Although the house, now a state museum, is protected by a burglar alarm, police said the alarm failed to sound and the silver was not discovered missing until a groundsman opened the building Sunday morning.

Investigation said they have not ruled out the possibility that the theft was an "inside job," or that the burglars may have approached the house, about 15 miles south of Alexandria from the Potomac River. "We just don't know if they came by boat or by car," Carmen said.

Gunston Hall curator Bennie Brown estimated the value of the silver, if melted down, at less than "1 percent of its real value." Twenty-five pieces, all but one sterling, were taken. With the exception of a Paul Revere porringer, these were all 18th century English silver, mostly tea services, candelabra and silverward.

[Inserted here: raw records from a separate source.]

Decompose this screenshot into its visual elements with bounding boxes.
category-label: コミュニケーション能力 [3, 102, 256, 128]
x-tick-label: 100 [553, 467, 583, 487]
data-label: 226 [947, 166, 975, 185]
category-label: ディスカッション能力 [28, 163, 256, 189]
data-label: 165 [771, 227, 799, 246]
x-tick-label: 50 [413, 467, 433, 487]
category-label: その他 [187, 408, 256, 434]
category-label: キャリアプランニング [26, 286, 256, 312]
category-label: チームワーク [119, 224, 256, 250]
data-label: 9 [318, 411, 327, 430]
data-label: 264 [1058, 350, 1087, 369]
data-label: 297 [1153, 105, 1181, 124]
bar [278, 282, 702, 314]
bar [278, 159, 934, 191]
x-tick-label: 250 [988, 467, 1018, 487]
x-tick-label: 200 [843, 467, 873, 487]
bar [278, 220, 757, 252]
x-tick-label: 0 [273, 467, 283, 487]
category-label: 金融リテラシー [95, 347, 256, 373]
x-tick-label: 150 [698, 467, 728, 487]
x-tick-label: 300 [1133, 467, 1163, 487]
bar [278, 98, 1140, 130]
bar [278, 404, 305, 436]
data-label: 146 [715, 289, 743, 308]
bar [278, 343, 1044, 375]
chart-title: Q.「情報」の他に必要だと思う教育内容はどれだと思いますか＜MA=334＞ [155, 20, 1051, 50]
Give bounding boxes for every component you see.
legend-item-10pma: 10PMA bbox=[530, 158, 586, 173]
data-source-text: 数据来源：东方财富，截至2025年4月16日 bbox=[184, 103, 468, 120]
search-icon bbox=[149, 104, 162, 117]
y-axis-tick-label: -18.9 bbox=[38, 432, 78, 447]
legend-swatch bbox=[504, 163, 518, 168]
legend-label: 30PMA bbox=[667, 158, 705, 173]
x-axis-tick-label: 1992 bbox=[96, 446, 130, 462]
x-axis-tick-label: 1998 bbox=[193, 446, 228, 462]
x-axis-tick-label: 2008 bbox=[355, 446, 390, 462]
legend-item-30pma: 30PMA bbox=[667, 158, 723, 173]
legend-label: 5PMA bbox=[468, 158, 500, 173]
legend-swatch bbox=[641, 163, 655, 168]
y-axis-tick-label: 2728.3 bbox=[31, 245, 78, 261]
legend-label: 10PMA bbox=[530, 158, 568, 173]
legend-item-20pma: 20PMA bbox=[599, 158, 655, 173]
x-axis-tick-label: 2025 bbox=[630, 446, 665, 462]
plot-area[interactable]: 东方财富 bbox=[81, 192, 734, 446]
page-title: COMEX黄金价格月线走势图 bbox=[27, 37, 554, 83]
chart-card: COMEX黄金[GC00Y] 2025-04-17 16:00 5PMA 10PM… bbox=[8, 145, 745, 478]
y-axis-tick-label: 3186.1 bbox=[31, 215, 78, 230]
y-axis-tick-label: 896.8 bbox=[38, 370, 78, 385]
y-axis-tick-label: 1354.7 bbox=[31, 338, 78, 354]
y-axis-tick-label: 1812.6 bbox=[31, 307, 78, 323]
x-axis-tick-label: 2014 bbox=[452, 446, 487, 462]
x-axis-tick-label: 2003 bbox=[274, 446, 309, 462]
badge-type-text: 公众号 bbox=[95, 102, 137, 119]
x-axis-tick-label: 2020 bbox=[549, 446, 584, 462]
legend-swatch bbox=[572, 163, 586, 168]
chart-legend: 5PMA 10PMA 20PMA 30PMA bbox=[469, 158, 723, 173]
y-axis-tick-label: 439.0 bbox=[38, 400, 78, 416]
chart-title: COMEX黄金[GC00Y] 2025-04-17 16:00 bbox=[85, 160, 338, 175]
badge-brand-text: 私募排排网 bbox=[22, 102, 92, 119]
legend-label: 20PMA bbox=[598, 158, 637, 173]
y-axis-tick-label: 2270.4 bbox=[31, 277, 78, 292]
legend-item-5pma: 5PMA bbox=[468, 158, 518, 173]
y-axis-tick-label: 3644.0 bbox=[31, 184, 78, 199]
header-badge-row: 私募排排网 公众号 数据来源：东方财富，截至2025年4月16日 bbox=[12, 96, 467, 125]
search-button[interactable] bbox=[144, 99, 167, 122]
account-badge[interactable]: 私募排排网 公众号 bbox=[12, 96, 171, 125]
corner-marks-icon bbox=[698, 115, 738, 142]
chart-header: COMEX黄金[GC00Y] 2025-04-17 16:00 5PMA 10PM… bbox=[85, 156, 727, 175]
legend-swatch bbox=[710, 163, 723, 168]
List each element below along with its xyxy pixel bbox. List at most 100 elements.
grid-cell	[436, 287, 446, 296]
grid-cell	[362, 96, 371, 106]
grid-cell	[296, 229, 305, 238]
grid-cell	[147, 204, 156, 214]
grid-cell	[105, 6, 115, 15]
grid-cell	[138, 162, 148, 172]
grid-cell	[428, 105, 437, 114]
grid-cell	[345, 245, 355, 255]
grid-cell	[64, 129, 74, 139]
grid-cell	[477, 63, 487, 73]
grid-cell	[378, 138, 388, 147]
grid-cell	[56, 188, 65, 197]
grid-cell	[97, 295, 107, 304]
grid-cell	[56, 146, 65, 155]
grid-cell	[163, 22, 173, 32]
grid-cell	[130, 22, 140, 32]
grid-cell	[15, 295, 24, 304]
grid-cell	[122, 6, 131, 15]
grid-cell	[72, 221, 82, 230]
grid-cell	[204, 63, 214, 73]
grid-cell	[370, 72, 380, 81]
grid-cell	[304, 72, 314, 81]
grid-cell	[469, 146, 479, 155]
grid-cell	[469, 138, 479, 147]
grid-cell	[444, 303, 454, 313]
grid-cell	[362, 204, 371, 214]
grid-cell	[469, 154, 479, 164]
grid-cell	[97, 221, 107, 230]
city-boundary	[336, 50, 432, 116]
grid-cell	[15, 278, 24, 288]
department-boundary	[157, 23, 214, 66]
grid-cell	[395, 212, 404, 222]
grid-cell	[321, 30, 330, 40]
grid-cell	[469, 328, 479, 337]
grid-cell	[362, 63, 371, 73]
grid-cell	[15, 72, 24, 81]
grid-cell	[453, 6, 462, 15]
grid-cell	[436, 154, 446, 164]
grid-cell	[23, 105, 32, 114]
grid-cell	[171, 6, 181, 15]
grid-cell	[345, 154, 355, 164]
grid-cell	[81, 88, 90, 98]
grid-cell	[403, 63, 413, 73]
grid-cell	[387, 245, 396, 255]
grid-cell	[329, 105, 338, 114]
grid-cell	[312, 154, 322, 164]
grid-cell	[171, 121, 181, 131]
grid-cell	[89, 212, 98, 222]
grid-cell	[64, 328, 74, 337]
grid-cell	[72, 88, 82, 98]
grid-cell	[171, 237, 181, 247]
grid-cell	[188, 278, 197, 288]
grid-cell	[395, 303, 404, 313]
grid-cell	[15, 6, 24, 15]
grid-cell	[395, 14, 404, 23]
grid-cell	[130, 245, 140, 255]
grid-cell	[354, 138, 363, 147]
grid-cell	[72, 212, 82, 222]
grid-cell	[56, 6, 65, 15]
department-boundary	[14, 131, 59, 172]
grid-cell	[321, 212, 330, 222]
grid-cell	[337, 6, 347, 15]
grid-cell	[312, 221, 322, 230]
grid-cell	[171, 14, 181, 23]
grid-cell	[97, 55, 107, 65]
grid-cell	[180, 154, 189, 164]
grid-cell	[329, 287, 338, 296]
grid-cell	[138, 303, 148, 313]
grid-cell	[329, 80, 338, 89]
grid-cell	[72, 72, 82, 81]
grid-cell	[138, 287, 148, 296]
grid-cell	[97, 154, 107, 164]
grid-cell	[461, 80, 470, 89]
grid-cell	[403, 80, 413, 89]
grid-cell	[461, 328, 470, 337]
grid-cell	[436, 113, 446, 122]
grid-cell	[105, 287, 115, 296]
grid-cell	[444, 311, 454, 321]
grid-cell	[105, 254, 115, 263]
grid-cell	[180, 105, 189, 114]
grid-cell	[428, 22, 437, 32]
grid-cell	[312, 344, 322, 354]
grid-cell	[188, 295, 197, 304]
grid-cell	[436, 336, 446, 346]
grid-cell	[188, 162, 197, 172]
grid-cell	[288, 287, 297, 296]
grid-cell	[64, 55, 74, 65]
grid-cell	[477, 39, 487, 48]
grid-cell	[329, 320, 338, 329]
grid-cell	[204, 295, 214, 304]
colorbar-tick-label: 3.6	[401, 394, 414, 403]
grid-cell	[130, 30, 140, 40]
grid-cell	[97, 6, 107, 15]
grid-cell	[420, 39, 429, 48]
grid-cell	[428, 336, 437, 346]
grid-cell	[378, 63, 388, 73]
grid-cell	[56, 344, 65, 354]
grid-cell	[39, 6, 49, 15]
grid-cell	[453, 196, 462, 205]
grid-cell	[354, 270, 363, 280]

Though the house is filled with valuables, including 200-year-old paintings, precious china and crystal and collections of colonial documents and correspondence, the burglars removed only certain pieces of silver.

According to Trooper Carmen, most of the missing pieces were on display and in plain sight.

It was the first burglary at the plantation turned museum. "We've had small things disappear from time to time," said Brown, "but never anything of this caliber."